Implementing an external phase-space generator

An external phase-space generator can be interfaced by encapsulating it within a class inheriting from PYTHIA's PhaseSpace base class. The following three virtual methods must be defined:
 
      // Determine how phase space should be sampled. 
      virtual bool setupSampling(); 
      // Select a trial event kinematics. 
      virtual bool trialKin(bool inEvent = true, bool repeatSame = false); 
      // Construct final (accepted) event kinematics. 
      virtual bool finalKin(); 
Optionally, a further virtual method is available to specify whether beam particles are resolved in partons or scatter directly,
 
      // Inform whether beam particles are resolved or scatter directly. 
      virtual bool isResolved(); 
with default return value true.

In the setupSampling() step the main point is to determine the upper estimate of the cross section integrated over the allowed phase space regions, and this should be stored in sigmaMx. The ratio between the correct cross section and its upper estimate is a measure of the phase-space selection efficiency, and the purpose of this step is to optimize the sampling accordingly. To this end any convenient set of phase-space variables may be chosen. The x1H and x2H varables should be used to denote the incoming parton momentum fractions, however, to be used in PDF evaluations.
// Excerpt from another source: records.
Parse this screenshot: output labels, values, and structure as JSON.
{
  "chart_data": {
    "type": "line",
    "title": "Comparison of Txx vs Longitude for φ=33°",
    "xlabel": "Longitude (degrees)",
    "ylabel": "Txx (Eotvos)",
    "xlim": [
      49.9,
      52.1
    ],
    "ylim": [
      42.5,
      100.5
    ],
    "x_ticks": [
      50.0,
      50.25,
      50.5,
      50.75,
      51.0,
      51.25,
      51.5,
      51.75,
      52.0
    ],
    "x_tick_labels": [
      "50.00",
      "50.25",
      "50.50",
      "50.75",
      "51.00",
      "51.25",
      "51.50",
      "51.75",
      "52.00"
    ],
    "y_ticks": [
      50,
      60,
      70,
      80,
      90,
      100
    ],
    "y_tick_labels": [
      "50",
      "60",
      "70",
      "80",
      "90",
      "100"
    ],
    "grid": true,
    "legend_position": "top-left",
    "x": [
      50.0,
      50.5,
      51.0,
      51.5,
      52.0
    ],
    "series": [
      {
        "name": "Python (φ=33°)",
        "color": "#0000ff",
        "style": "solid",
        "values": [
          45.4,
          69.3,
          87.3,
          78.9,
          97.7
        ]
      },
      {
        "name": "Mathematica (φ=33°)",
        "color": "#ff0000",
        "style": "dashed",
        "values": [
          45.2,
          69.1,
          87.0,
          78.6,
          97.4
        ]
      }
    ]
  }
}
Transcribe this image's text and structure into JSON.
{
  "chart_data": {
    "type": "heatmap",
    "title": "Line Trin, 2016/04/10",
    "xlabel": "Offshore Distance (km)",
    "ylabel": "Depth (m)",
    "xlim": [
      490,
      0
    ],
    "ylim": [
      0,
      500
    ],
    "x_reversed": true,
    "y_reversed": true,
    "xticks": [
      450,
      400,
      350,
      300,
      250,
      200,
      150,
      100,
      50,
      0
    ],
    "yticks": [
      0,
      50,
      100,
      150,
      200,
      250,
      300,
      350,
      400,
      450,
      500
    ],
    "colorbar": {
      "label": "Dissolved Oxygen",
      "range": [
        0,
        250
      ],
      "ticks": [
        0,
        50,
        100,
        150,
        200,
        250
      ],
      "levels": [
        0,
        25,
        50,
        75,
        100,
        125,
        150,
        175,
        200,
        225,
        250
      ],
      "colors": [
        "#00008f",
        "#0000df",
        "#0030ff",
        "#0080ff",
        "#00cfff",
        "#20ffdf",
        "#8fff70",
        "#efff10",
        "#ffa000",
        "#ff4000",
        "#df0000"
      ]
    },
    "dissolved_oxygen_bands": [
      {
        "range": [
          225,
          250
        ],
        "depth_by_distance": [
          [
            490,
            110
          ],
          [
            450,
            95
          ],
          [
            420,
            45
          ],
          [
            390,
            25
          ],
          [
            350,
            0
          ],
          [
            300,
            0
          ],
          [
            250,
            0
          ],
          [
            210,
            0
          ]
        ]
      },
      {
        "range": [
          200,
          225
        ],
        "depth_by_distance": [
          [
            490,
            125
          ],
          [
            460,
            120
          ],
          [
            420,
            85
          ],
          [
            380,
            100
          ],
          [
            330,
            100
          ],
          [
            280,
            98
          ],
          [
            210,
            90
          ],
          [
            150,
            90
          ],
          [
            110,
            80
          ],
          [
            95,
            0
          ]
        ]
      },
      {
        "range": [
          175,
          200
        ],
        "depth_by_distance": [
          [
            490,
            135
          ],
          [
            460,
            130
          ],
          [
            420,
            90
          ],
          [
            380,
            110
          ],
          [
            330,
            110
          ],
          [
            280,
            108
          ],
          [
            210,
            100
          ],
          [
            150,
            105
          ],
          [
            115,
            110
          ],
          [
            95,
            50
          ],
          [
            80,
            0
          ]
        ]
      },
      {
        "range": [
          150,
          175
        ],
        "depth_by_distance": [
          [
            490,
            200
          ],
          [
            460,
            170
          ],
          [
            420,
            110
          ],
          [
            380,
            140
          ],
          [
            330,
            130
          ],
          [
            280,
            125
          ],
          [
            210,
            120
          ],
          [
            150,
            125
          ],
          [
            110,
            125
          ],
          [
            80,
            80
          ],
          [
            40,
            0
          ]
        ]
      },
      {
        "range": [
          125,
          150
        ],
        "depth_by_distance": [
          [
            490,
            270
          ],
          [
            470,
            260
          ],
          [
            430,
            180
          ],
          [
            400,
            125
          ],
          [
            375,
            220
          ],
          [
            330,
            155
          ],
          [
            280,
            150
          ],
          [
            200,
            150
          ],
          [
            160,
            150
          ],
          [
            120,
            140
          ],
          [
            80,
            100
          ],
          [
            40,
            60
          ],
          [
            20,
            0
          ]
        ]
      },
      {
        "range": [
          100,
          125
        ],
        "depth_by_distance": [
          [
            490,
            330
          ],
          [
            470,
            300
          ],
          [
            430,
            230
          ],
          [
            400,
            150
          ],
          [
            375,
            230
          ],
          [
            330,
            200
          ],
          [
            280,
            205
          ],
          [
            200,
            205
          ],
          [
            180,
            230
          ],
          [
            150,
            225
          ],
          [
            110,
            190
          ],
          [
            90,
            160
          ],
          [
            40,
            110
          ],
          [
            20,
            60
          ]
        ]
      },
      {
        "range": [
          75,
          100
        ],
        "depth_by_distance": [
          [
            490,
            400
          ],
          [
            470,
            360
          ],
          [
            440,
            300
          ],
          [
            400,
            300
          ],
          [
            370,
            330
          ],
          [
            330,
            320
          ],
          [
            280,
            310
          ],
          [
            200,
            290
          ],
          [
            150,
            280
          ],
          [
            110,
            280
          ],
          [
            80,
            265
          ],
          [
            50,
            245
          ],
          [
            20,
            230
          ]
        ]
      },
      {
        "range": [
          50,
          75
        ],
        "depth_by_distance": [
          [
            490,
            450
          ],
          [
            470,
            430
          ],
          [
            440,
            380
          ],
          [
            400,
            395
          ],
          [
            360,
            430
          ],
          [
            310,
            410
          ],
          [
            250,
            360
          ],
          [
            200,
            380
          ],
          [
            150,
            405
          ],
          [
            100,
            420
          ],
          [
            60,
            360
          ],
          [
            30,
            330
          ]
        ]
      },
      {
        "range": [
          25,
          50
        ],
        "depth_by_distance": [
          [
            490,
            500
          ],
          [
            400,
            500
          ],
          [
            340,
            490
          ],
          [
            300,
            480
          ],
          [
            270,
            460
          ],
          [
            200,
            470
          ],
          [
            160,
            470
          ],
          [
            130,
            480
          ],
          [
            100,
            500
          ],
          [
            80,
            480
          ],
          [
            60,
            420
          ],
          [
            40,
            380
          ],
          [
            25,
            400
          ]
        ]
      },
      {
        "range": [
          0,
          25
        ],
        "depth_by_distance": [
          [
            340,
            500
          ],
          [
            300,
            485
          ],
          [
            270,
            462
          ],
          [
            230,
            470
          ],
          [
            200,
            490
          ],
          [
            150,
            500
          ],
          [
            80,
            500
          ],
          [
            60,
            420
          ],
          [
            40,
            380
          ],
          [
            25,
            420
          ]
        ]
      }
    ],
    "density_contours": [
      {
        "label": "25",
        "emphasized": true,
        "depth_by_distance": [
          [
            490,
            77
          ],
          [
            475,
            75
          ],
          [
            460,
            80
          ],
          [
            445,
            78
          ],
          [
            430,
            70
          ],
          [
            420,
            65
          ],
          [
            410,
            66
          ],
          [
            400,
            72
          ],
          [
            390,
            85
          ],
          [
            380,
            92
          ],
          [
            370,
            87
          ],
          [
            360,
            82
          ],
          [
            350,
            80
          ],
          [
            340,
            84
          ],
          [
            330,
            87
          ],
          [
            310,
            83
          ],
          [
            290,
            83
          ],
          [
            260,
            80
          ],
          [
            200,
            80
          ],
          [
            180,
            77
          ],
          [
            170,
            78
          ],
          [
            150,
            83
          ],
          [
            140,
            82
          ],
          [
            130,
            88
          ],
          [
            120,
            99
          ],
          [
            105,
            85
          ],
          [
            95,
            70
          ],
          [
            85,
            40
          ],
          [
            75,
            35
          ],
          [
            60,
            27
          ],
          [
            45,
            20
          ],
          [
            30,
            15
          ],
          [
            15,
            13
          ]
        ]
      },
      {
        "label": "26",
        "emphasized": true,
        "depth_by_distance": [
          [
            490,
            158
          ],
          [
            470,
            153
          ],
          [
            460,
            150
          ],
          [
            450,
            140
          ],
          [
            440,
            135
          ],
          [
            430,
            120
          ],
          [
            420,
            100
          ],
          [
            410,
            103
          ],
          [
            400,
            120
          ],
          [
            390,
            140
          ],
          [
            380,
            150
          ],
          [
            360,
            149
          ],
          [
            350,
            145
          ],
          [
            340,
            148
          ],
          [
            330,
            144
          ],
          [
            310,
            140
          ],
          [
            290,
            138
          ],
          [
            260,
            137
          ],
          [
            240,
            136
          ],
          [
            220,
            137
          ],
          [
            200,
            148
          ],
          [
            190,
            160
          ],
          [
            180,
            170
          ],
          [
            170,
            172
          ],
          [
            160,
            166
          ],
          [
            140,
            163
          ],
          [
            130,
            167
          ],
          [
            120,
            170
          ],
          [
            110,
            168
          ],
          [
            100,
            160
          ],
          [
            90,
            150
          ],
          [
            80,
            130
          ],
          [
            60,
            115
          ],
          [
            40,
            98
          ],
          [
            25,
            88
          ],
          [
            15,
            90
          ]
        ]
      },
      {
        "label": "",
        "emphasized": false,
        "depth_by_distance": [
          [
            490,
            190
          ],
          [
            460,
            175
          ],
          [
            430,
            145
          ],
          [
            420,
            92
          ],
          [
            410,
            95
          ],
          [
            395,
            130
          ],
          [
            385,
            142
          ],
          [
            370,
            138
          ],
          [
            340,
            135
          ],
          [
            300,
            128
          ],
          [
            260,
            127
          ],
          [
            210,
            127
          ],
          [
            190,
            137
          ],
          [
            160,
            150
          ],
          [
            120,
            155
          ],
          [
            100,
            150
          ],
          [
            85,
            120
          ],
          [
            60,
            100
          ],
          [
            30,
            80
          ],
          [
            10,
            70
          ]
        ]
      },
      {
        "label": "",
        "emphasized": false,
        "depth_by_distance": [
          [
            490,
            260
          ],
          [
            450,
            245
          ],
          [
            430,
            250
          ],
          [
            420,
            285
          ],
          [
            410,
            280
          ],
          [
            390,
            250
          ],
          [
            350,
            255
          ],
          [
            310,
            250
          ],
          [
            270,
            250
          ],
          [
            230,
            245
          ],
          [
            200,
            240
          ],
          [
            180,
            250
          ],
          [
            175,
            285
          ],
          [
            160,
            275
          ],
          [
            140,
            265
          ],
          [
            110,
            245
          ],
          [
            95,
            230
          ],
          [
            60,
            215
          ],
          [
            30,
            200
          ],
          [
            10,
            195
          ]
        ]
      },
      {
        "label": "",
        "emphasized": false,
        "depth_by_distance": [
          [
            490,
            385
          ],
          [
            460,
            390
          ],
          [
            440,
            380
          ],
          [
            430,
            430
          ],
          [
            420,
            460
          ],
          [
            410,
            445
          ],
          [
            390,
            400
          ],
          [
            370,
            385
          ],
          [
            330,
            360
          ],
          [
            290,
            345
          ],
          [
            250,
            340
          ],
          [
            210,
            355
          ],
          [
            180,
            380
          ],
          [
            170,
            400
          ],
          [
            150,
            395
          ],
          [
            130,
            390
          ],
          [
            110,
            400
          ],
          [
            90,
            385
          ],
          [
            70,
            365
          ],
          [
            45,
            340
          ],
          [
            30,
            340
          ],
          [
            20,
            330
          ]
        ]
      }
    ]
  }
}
In the trialKin() intermediate step the same set of internal variables can be used, and fed into the SigmaProcess code to evaluate the cross section in the given phase space point, multiplied by the integrated cross section. This value is to be stored in sigmaNw, and the ratio sigmaNw/sigmaMx will be used to determine whether the trial event is accepted or not.
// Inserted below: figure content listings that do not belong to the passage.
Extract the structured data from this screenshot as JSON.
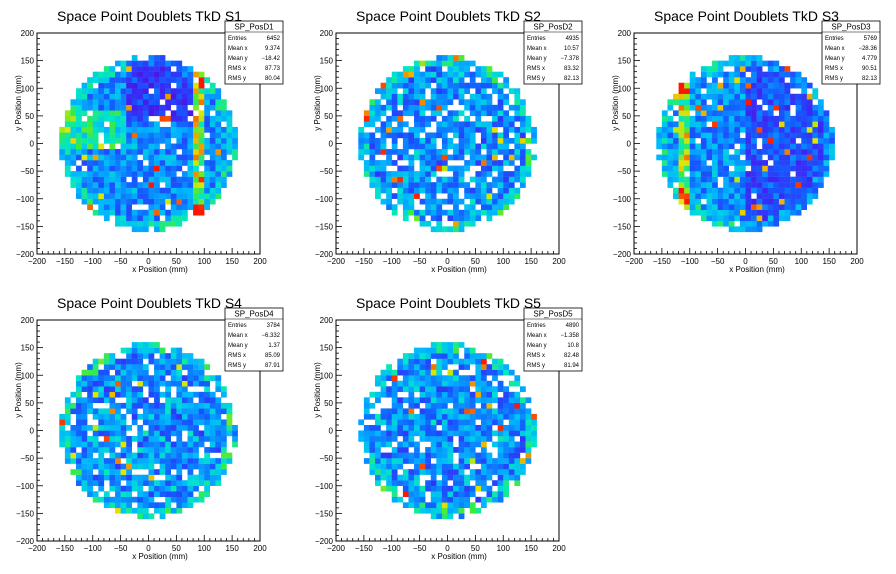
{
  "chart_data": [
    {
      "type": "heatmap",
      "title": "Space Point Doublets TkD S1",
      "xlabel": "x Position (mm)",
      "ylabel": "y Position (mm)",
      "xlim": [
        -200,
        200
      ],
      "ylim": [
        -200,
        200
      ],
      "xticks": [
        -200,
        -150,
        -100,
        -50,
        0,
        50,
        100,
        150,
        200
      ],
      "yticks": [
        -200,
        -150,
        -100,
        -50,
        0,
        50,
        100,
        150,
        200
      ],
      "stats": {
        "name": "SP_PosD1",
        "rows": [
          {
            "label": "Entries",
            "value": "6452"
          },
          {
            "label": "Mean x",
            "value": "9.374"
          },
          {
            "label": "Mean y",
            "value": "−18.42"
          },
          {
            "label": "RMS x",
            "value": "87.73"
          },
          {
            "label": "RMS y",
            "value": "80.04"
          }
        ]
      },
      "pattern": "band",
      "seed": 11
    },
    {
      "type": "heatmap",
      "title": "Space Point Doublets TkD S2",
      "xlabel": "x Position (mm)",
      "ylabel": "y Position (mm)",
      "xlim": [
        -200,
        200
      ],
      "ylim": [
        -200,
        200
      ],
      "xticks": [
        -200,
        -150,
        -100,
        -50,
        0,
        50,
        100,
        150,
        200
      ],
      "yticks": [
        -200,
        -150,
        -100,
        -50,
        0,
        50,
        100,
        150,
        200
      ],
      "stats": {
        "name": "SP_PosD2",
        "rows": [
          {
            "label": "Entries",
            "value": "4935"
          },
          {
            "label": "Mean x",
            "value": "10.57"
          },
          {
            "label": "Mean y",
            "value": "−7.378"
          },
          {
            "label": "RMS x",
            "value": "83.32"
          },
          {
            "label": "RMS y",
            "value": "82.13"
          }
        ]
      },
      "pattern": "sparse",
      "seed": 23
    },
    {
      "type": "heatmap",
      "title": "Space Point Doublets TkD S3",
      "xlabel": "x Position (mm)",
      "ylabel": "y Position (mm)",
      "xlim": [
        -200,
        200
      ],
      "ylim": [
        -200,
        200
      ],
      "xticks": [
        -200,
        -150,
        -100,
        -50,
        0,
        50,
        100,
        150,
        200
      ],
      "yticks": [
        -200,
        -150,
        -100,
        -50,
        0,
        50,
        100,
        150,
        200
      ],
      "stats": {
        "name": "SP_PosD3",
        "rows": [
          {
            "label": "Entries",
            "value": "5769"
          },
          {
            "label": "Mean x",
            "value": "−28.36"
          },
          {
            "label": "Mean y",
            "value": "4.779"
          },
          {
            "label": "RMS x",
            "value": "90.51"
          },
          {
            "label": "RMS y",
            "value": "82.13"
          }
        ]
      },
      "pattern": "leftband",
      "seed": 37
    },
    {
      "type": "heatmap",
      "title": "Space Point Doublets TkD S4",
      "xlabel": "x Position (mm)",
      "ylabel": "y Position (mm)",
      "xlim": [
        -200,
        200
      ],
      "ylim": [
        -200,
        200
      ],
      "xticks": [
        -200,
        -150,
        -100,
        -50,
        0,
        50,
        100,
        150,
        200
      ],
      "yticks": [
        -200,
        -150,
        -100,
        -50,
        0,
        50,
        100,
        150,
        200
      ],
      "stats": {
        "name": "SP_PosD4",
        "rows": [
          {
            "label": "Entries",
            "value": "3784"
          },
          {
            "label": "Mean x",
            "value": "−6.332"
          },
          {
            "label": "Mean y",
            "value": "1.37"
          },
          {
            "label": "RMS x",
            "value": "85.09"
          },
          {
            "label": "RMS y",
            "value": "87.91"
          }
        ]
      },
      "pattern": "sparse",
      "seed": 41
    },
    {
      "type": "heatmap",
      "title": "Space Point Doublets TkD S5",
      "xlabel": "x Position (mm)",
      "ylabel": "y Position (mm)",
      "xlim": [
        -200,
        200
      ],
      "ylim": [
        -200,
        200
      ],
      "xticks": [
        -200,
        -150,
        -100,
        -50,
        0,
        50,
        100,
        150,
        200
      ],
      "yticks": [
        -200,
        -150,
        -100,
        -50,
        0,
        50,
        100,
        150,
        200
      ],
      "stats": {
        "name": "SP_PosD5",
        "rows": [
          {
            "label": "Entries",
            "value": "4890"
          },
          {
            "label": "Mean x",
            "value": "−1.358"
          },
          {
            "label": "Mean y",
            "value": "10.8"
          },
          {
            "label": "RMS x",
            "value": "82.48"
          },
          {
            "label": "RMS y",
            "value": "81.94"
          }
        ]
      },
      "pattern": "sparse",
      "seed": 53
    }
  ],
  "colors": {
    "axis": "#000000",
    "stats_border": "#000000",
    "low": "#1a1aff",
    "mid": "#00c8ff",
    "high": "#ff2000"
  }
}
In the finalKin() step the output is more standardized. The key values are the ones stored in the mH[] and pH[] arrays, the former for masses and the latter for four-momenta. Here the first two slots represent the two incoming partons and the subsequent ones up to ten outgoing particles. Other particle properties, like the number of final-state particles, their identities and colours, and more, are defined by the SigmaProcess class.

A tailor-made 2 → 3 generator could be defined, e.g., by starting from the code for PYTHIA's internal PhaseSpace2to3tauycyl base class, which provides a specific representation of 3-parton phase space, used for generic 2 → 3 processes in PYTHIA. The virtual functions described could then be redefined to generate a different sampling of 3-parton phase space. One example of this is provided by the existing PhaseSpace2to3yyycyl class, which PYTHIA uses for massless QCD processes. Note the interplay between the phase-space variables, generated and saved here, and how they are used by the matrix-element codes. For general processes, the user can define samplings in terms of their own phase-space parametrizations, as long as the corresponding matrix elements use the same variables to evaluate the cross-section expressions.